Fix InternalUTF8ToString to consider U+FFFE as invalid

This commit also adds the foldtabs option as default for the eval test suite, and substantially improves the Unicode valid/invalid character test.
2025-07-01 15:48:21 +00:00 · 2020-11-19 22:26:42 +01:00 · 2020-11-19 22:26:42 +01:00 · 0b266db758
commit 0b266db758
parent 4771c76d85
4 changed files with 33 additions and 10 deletions
--- a/lslopt/lslbasefuncs.py
+++ b/lslopt/lslbasefuncs.py
@ -555,8 +555,9 @@ def InternalList2Strings(val):

 good_utf8_re = re.compile(b'(?:'
    b'[\x00-\x7F]|[\xC2-\xDF][\x80-\xBF]'
-    b'|[\xE1-\xEC\xEE\xEF][\x80-\xBF]{2}|[\xF1-\xF3][\x80-\xBF]{3}'
+    b'|[\xE1-\xEC\xEE][\x80-\xBF]{2}|[\xF1-\xF3][\x80-\xBF]{3}'
    b'|\xE0[\xA0-\xBF][\x80-\xBF]|\xED[\x80-\x9F][\x80-\xBF]'
+    b'|\xEF[\x80-\xBE][\x80-\xBF]|\xEF\xBF[\x80-\xBD\xBF]'
    b'|\xF0[\x90-\xBF][\x80-\xBF]{2}|\xF4[\x80-\x8F][\x80-\xBF]{2}'
    b')+')

@ -573,19 +574,25 @@ def InternalUTF8toString(s):
    # present, we need to write our own algorithm.

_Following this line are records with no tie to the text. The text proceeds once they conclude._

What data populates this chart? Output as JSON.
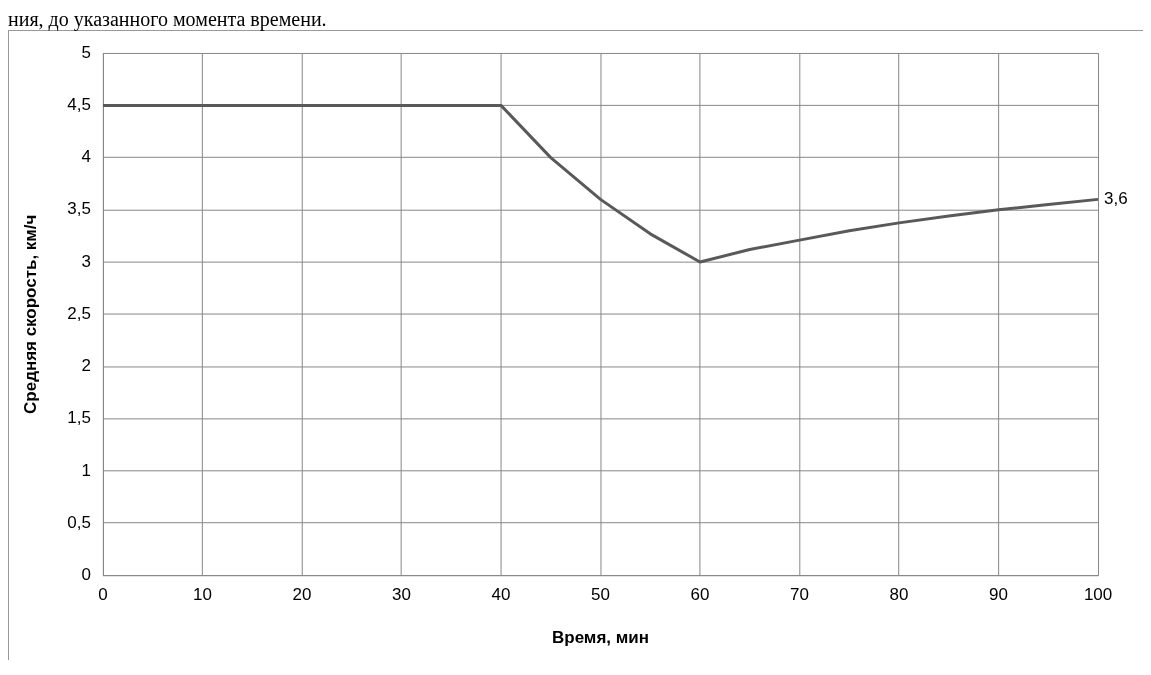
{
  "chart_data": {
    "type": "line",
    "xlabel": "Время, мин",
    "ylabel": "Средняя скорость, км/ч",
    "annotations": [
      "ния, до указанного момента времени."
    ],
    "x": [
      0,
      5,
      10,
      15,
      20,
      25,
      30,
      35,
      40,
      45,
      50,
      55,
      60,
      65,
      70,
      75,
      80,
      85,
      90,
      95,
      100
    ],
    "series": [
      {
        "color": "#595959",
        "values": [
          4.5,
          4.5,
          4.5,
          4.5,
          4.5,
          4.5,
          4.5,
          4.5,
          4.5,
          4.0,
          3.6,
          3.27,
          3.0,
          3.12,
          3.21,
          3.3,
          3.375,
          3.44,
          3.5,
          3.55,
          3.6
        ],
        "value_labels": [
          null,
          null,
          null,
          null,
          null,
          null,
          null,
          null,
          null,
          null,
          null,
          null,
          null,
          null,
          null,
          null,
          null,
          null,
          null,
          null,
          "3,6"
        ]
      }
    ],
    "xlim": [
      0,
      100
    ],
    "xticks": [
      0,
      10,
      20,
      30,
      40,
      50,
      60,
      70,
      80,
      90,
      100
    ],
    "ylim": [
      0,
      5
    ],
    "yticks": [
      0,
      {
        "value": 0.5,
        "label": "0,5"
      },
      1,
      {
        "value": 1.5,
        "label": "1,5"
      },
      2,
      {
        "value": 2.5,
        "label": "2,5"
      },
      3,
      {
        "value": 3.5,
        "label": "3,5"
      },
      4,
      {
        "value": 4.5,
        "label": "4,5"
      },
      5
    ],
    "grid": true,
    "legend": false,
    "marker": "none",
    "line_style": "solid"
  }
}
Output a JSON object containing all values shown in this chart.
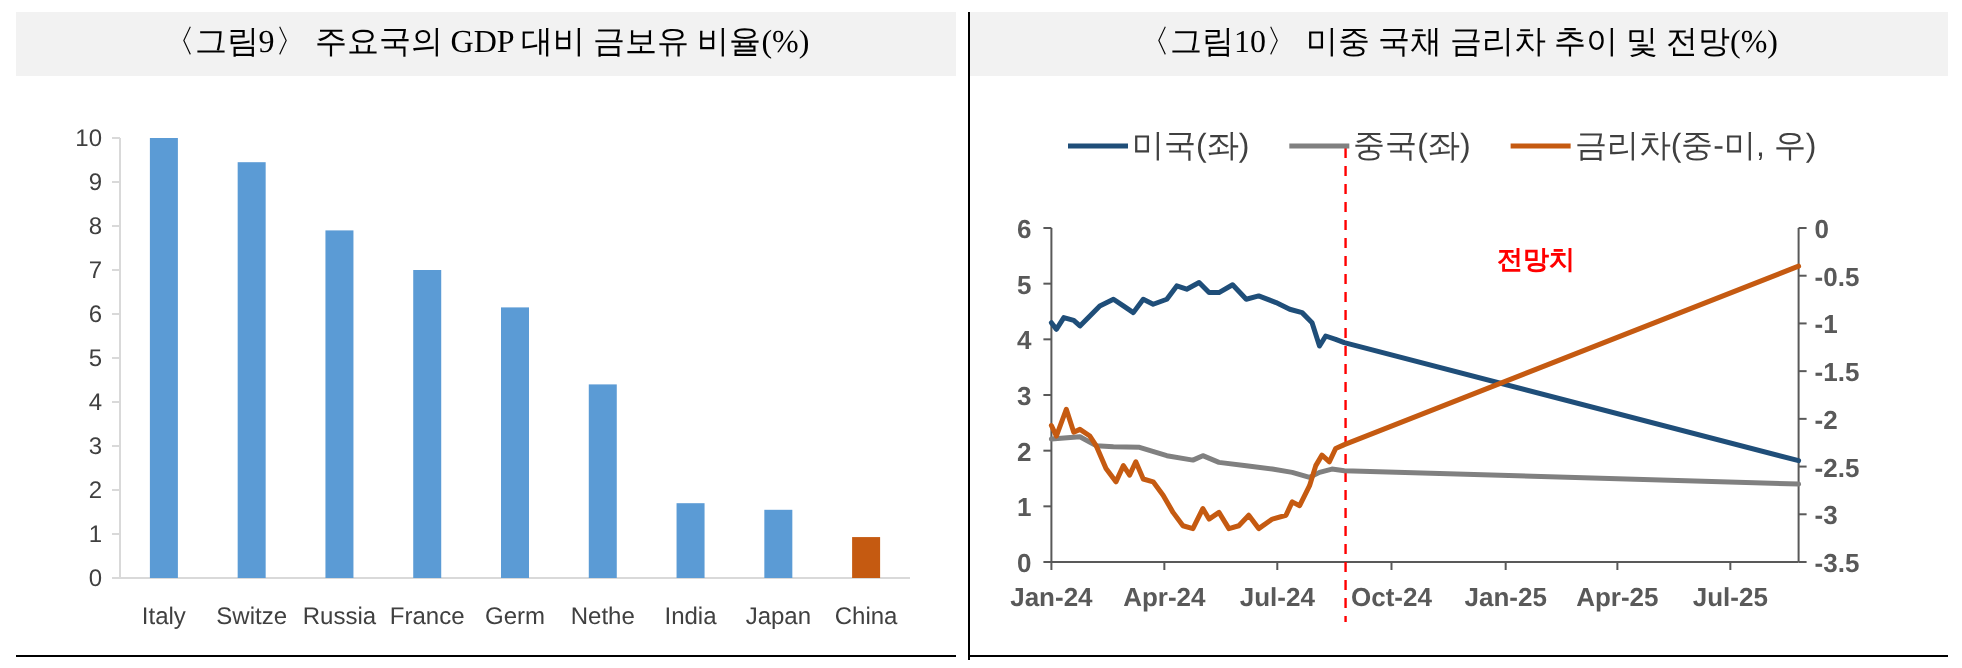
{
  "chart_data": [
    {
      "type": "bar",
      "title": "〈그림9〉 주요국의 GDP 대비 금보유 비율(%)",
      "categories": [
        "Italy",
        "Switze",
        "Russia",
        "France",
        "Germ",
        "Nethe",
        "India",
        "Japan",
        "China"
      ],
      "values": [
        10,
        9.45,
        7.9,
        7.0,
        6.15,
        4.4,
        1.7,
        1.55,
        0.93
      ],
      "colors": [
        "#5b9bd5",
        "#5b9bd5",
        "#5b9bd5",
        "#5b9bd5",
        "#5b9bd5",
        "#5b9bd5",
        "#5b9bd5",
        "#5b9bd5",
        "#c55a11"
      ],
      "ylim": [
        0,
        10
      ],
      "yticks": [
        0,
        1,
        2,
        3,
        4,
        5,
        6,
        7,
        8,
        9,
        10
      ],
      "grid": false
    },
    {
      "type": "line",
      "title": "〈그림10〉 미중 국채 금리차 추이 및 전망(%)",
      "legend": "top",
      "grid": false,
      "xlim": [
        "2024-01-01",
        "2025-08-25"
      ],
      "xticks": [
        {
          "value": "2024-01-01",
          "label": "Jan-24"
        },
        {
          "value": "2024-04-01",
          "label": "Apr-24"
        },
        {
          "value": "2024-07-01",
          "label": "Jul-24"
        },
        {
          "value": "2024-10-01",
          "label": "Oct-24"
        },
        {
          "value": "2025-01-01",
          "label": "Jan-25"
        },
        {
          "value": "2025-04-01",
          "label": "Apr-25"
        },
        {
          "value": "2025-07-01",
          "label": "Jul-25"
        }
      ],
      "ylim": [
        0,
        6
      ],
      "yticks": [
        0,
        1,
        2,
        3,
        4,
        5,
        6
      ],
      "y2lim": [
        -3.5,
        0
      ],
      "y2ticks": [
        -3.5,
        -3,
        -2.5,
        -2,
        -1.5,
        -1,
        -0.5,
        0
      ],
      "ref_lines": [
        {
          "axis": "x",
          "value": "2024-08-25",
          "label": "전망치",
          "color": "#ff0000",
          "line_style": "dashed"
        }
      ],
      "series": [
        {
          "name": "미국(좌)",
          "color": "#1f4e79",
          "x": [
            "2024-01-01",
            "2024-01-05",
            "2024-01-11",
            "2024-01-19",
            "2024-01-24",
            "2024-02-01",
            "2024-02-09",
            "2024-02-20",
            "2024-02-28",
            "2024-03-07",
            "2024-03-15",
            "2024-03-23",
            "2024-04-03",
            "2024-04-11",
            "2024-04-19",
            "2024-04-29",
            "2024-05-07",
            "2024-05-15",
            "2024-05-26",
            "2024-06-06",
            "2024-06-16",
            "2024-06-30",
            "2024-07-11",
            "2024-07-21",
            "2024-07-29",
            "2024-08-04",
            "2024-08-09",
            "2024-08-17",
            "2024-08-24",
            "2025-08-25"
          ],
          "values": [
            4.3,
            4.18,
            4.39,
            4.34,
            4.24,
            4.42,
            4.6,
            4.72,
            4.6,
            4.48,
            4.72,
            4.63,
            4.72,
            4.96,
            4.9,
            5.02,
            4.84,
            4.84,
            4.98,
            4.72,
            4.78,
            4.66,
            4.54,
            4.48,
            4.3,
            3.88,
            4.06,
            4.0,
            3.94,
            1.82
          ]
        },
        {
          "name": "중국(좌)",
          "color": "#808080",
          "x": [
            "2024-01-01",
            "2024-01-24",
            "2024-02-06",
            "2024-02-20",
            "2024-03-12",
            "2024-04-03",
            "2024-04-24",
            "2024-05-02",
            "2024-05-15",
            "2024-06-06",
            "2024-06-27",
            "2024-07-13",
            "2024-07-27",
            "2024-08-04",
            "2024-08-14",
            "2024-08-24",
            "2025-08-25"
          ],
          "values": [
            2.21,
            2.25,
            2.09,
            2.07,
            2.06,
            1.91,
            1.83,
            1.91,
            1.79,
            1.73,
            1.67,
            1.61,
            1.52,
            1.61,
            1.67,
            1.64,
            1.4
          ]
        },
        {
          "name": "금리차(중-미, 우)",
          "color": "#c55a11",
          "axis": "y2",
          "x": [
            "2024-01-01",
            "2024-01-05",
            "2024-01-11",
            "2024-01-13",
            "2024-01-19",
            "2024-01-24",
            "2024-02-01",
            "2024-02-06",
            "2024-02-14",
            "2024-02-22",
            "2024-02-28",
            "2024-03-04",
            "2024-03-09",
            "2024-03-15",
            "2024-03-23",
            "2024-03-31",
            "2024-04-08",
            "2024-04-16",
            "2024-04-24",
            "2024-05-02",
            "2024-05-07",
            "2024-05-15",
            "2024-05-23",
            "2024-05-31",
            "2024-06-08",
            "2024-06-16",
            "2024-06-27",
            "2024-07-08",
            "2024-07-13",
            "2024-07-19",
            "2024-07-27",
            "2024-08-01",
            "2024-08-06",
            "2024-08-12",
            "2024-08-17",
            "2024-08-24",
            "2025-08-25"
          ],
          "values": [
            -2.07,
            -2.18,
            -1.97,
            -1.9,
            -2.14,
            -2.11,
            -2.18,
            -2.28,
            -2.52,
            -2.66,
            -2.49,
            -2.59,
            -2.45,
            -2.63,
            -2.66,
            -2.8,
            -2.98,
            -3.12,
            -3.15,
            -2.94,
            -3.05,
            -2.98,
            -3.15,
            -3.12,
            -3.01,
            -3.15,
            -3.05,
            -3.01,
            -2.87,
            -2.91,
            -2.7,
            -2.49,
            -2.38,
            -2.45,
            -2.31,
            -2.27,
            -0.4
          ]
        }
      ]
    }
  ]
}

    # We reproduce the following observed behaviour:
-    # - A valid UTF-8 sequence is a UTF-8/1993 sequence excluding overlong
-    #   sequences, the range U+D800-U+DFFF (UTF-16 surrogate pairs) and the
-    #   range above 0x10FFFF. Any sequence that is not valid is invalid.
+    # - A valid UTF-8 sequence is a RFC-2279 UTF-8 sequence excluding overlong
+    #   sequences, the range U+D800-U+DFFF (UTF-16 surrogate pairs), everything
+    #   above U+10FFFF and the codepoint U+FFFE. Any sequence that is not valid
+    #   is invalid.
    # - If an invalid sequence is detected, each byte in the sequence is
    #   treated as an invalid character and replaced with a ? character.
    #
-    # Notes:
+    # The invalid sequences are the ones starting with the following:
    # - \xC0 and \xC1 generate overlong codes in the range 0-7F.
    # - \xE0\x80 through \xE0\x9F generate overlong codes in the range 0-7FF.
-    # - \xF0\x80 through \xF0\x8F generate overlong codes in the range 0-FFFF.
    # - \xED\xA0 through \xED\xBF generate high and low UTF-16 surrogates.
+    # - \xEF\xBF\xBE is the sequence for the invalid code U+FFFE.
+    # - \xF0\x80 through \xF0\x8F generate overlong codes in the range 0-FFFF.
    # - \xF4\x90 through \xF4\xBF generate codes above U+10FFFF.
-    # - All of the above are invalid, as well as start bytes >= \xF5.
+    # - \xF5 through \xFD generate even bigger codes.
+    # - \xFE and \xFF were never valid UTF-8.
+    #
+    # Reminder: Start codes \xC0-\xDF have length 2; \xE0-\xEF have length 3
+    # and \xF0-\xF4, length 4.
    #
    # Examples:
    #   b'\xC0\x81' is invalid because it represents an overlong U+0001.